Company Overview
About Dayforward
Dayforward is a life insurance technology company founded in 2019 by Aaron Shapiro (former CEO of Huge, a digital agency) and Peter Colis (co-founder of Ethos, the life insurance unicorn), headquartered in New York City. The company rethinks the fundamental product structure of life insurance: traditional term life pays a single lump-sum death benefit, which beneficiaries must self-manage as a capital pool. Dayforward instead offers income-replacement policies that pay surviving family members a monthly income — matching the financial reality of how most families actually depend on a breadwinner's earnings — making the product simpler to understand, purchase, and use.

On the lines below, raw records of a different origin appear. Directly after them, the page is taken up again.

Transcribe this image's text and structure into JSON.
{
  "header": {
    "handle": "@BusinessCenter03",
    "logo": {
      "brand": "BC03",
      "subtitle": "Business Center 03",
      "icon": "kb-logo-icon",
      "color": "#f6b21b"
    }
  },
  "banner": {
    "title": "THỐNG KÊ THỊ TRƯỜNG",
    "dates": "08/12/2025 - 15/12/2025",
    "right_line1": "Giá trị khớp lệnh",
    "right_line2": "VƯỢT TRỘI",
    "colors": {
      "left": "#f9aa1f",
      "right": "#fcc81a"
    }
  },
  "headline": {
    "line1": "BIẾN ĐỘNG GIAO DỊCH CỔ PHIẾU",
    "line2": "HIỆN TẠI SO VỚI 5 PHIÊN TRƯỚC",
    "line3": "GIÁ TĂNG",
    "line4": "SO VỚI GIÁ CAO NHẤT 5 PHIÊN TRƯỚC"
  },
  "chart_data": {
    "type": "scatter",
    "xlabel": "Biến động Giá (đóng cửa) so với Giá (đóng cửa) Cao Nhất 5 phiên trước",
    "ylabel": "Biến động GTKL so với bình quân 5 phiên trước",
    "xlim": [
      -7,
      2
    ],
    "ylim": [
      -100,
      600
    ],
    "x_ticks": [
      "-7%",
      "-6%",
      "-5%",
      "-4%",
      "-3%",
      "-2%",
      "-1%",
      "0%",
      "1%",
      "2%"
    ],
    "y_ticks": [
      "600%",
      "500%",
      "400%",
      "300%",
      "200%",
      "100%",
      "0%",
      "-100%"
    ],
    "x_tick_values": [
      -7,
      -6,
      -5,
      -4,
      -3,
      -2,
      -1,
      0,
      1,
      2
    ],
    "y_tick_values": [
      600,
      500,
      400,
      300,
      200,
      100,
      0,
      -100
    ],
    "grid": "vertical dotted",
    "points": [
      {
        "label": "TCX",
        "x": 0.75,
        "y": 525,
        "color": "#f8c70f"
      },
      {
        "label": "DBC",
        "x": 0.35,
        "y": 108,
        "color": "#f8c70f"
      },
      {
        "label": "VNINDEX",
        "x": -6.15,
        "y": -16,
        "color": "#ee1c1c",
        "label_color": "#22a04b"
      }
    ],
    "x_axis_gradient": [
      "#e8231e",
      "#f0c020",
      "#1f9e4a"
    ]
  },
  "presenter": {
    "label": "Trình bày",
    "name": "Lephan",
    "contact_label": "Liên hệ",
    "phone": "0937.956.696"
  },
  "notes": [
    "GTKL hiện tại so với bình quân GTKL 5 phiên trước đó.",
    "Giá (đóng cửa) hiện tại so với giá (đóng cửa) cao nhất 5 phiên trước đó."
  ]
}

Business Model & Competitive Advantage
The Dayforward platform is entirely digital: applicants complete an online application in minutes without a medical exam for most coverage levels, and AI-assisted underwriting provides a policy decision in real time. Coverage amounts are expressed as monthly income replacement (e.g., $5,000/month for 20 years) rather than a lump-sum face value, which Dayforward's research suggests is a more intuitive frame for consumers purchasing protection. Policies are filed and approved across multiple US states, with Dayforward using a carrier-partner model for risk underwriting while handling the digital distribution and customer experience layer.
Competitive Landscape 2025–2026
Dayforward raised a $25M Series A in 2022 led by New Enterprise Associates (NEA), with participation from Distributed Ventures and other investors. The company is staffed heavily by alumni of Goldman Sachs, McKinsey, and insurance carrier operations, grounding its product innovation in actuarial discipline. Dayforward competes in the digitally distributed life insurance market alongside Ethos, Ladder Life, and Haven Life (backed by MassMutual) — all of which offer fast, digital-first term life policies — but differentiates through its income-replacement product structure rather than simply digitizing the traditional lump-sum model.